Tambores en el pecho,
serpientes en el estómago que pasean en círculo,
suben a escuchar los tambores, los alteran y bajan.
Las serpientes suben atraídas por la percusión,
se deslizan por el cuerpo con movimientos de arrastre.
Conforme se acercan, el tambor acelera más y más.
Lo rodean y la galera da órdenes de remar más rápido.
Las serpientes rodean el barco y vuelven a huir,
los tambores recuperan el ritmo y los remeros se calman.
Y así una y otra y otra vez.
No se divisa un isla jamás,
así que el tambor no cesa de tocar ni los esclavos de remar.

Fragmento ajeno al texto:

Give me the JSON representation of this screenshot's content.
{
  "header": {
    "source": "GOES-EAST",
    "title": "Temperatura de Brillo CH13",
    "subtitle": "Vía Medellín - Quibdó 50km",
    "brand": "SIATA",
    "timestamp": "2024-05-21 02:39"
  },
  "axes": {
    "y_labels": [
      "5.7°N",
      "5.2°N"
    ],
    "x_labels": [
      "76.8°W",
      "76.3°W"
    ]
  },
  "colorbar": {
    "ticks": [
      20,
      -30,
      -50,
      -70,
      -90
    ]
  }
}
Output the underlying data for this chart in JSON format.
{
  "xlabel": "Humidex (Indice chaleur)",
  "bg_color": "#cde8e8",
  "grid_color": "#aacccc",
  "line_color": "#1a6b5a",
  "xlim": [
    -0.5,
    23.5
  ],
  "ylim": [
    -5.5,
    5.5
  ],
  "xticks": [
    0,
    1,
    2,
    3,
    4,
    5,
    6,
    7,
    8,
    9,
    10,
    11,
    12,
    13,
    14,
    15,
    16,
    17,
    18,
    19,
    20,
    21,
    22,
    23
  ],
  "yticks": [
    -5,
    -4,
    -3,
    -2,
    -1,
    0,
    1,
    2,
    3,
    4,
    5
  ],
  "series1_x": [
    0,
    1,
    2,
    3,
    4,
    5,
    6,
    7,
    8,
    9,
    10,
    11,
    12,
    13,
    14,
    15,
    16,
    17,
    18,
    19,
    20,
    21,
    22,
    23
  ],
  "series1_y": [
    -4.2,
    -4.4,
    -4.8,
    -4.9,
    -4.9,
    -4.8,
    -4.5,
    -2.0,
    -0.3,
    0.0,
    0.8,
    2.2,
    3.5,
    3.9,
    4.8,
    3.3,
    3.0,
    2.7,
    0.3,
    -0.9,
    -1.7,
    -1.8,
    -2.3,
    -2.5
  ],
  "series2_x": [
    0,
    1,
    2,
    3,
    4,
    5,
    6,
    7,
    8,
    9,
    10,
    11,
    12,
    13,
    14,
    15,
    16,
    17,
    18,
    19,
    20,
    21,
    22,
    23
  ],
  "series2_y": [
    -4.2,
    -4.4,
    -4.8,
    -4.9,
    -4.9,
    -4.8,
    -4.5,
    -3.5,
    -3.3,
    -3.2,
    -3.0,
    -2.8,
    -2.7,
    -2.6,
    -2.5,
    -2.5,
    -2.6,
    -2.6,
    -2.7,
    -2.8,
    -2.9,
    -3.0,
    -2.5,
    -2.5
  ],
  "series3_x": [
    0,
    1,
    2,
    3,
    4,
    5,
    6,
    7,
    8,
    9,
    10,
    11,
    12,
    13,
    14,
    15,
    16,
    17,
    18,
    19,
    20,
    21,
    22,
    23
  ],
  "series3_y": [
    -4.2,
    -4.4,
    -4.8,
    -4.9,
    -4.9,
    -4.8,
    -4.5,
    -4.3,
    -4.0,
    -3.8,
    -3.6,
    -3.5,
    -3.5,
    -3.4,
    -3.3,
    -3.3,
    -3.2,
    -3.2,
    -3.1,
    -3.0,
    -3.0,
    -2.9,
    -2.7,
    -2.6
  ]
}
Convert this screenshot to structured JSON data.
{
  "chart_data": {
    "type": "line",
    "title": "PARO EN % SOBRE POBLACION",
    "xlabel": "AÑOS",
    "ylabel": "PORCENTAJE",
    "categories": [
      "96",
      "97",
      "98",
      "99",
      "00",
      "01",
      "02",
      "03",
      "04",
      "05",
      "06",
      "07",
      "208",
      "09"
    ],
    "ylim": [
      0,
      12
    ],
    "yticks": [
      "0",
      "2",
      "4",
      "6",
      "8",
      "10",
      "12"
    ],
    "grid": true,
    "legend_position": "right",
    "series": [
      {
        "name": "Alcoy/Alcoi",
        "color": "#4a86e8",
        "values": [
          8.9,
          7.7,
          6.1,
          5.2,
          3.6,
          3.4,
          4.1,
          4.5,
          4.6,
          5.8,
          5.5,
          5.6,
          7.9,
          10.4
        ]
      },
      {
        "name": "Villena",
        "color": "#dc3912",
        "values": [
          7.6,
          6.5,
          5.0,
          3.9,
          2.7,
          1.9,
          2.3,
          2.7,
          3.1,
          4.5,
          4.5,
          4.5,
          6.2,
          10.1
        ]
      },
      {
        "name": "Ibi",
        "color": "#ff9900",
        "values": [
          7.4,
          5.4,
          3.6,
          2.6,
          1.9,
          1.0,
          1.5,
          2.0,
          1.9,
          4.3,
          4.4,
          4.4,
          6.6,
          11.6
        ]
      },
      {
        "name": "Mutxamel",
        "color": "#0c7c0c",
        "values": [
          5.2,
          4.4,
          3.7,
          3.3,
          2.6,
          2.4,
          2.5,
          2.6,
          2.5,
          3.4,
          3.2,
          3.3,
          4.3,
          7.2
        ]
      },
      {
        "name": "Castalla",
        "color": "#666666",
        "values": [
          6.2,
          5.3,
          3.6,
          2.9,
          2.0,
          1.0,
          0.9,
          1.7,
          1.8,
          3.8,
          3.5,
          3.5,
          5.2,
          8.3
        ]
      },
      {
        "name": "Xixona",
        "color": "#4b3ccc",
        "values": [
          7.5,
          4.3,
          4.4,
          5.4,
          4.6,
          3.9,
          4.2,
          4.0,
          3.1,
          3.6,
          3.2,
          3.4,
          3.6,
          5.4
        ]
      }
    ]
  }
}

Décadas tocando y remando,
luchando contra serpientes marinas que suben y bajan
hasta que un día llega la paz.
El tamborilero cesa,
la tripulación deja sus remos
y las serpientes se desvanecen.
No se oye un sonido más en ese mar interno,
ese mundo expira y sólo quedan los restos de la magnífica galera que buscaba tierra firme
y que al fin halló su tierra en medio de la nada.
Y así el barco se va descomponiendo poco a poco
y sus restos hundidos son visitados por aquellos buceadores que le guardan respeto a la preciosa galera que un día surcó el mar de sus vidas.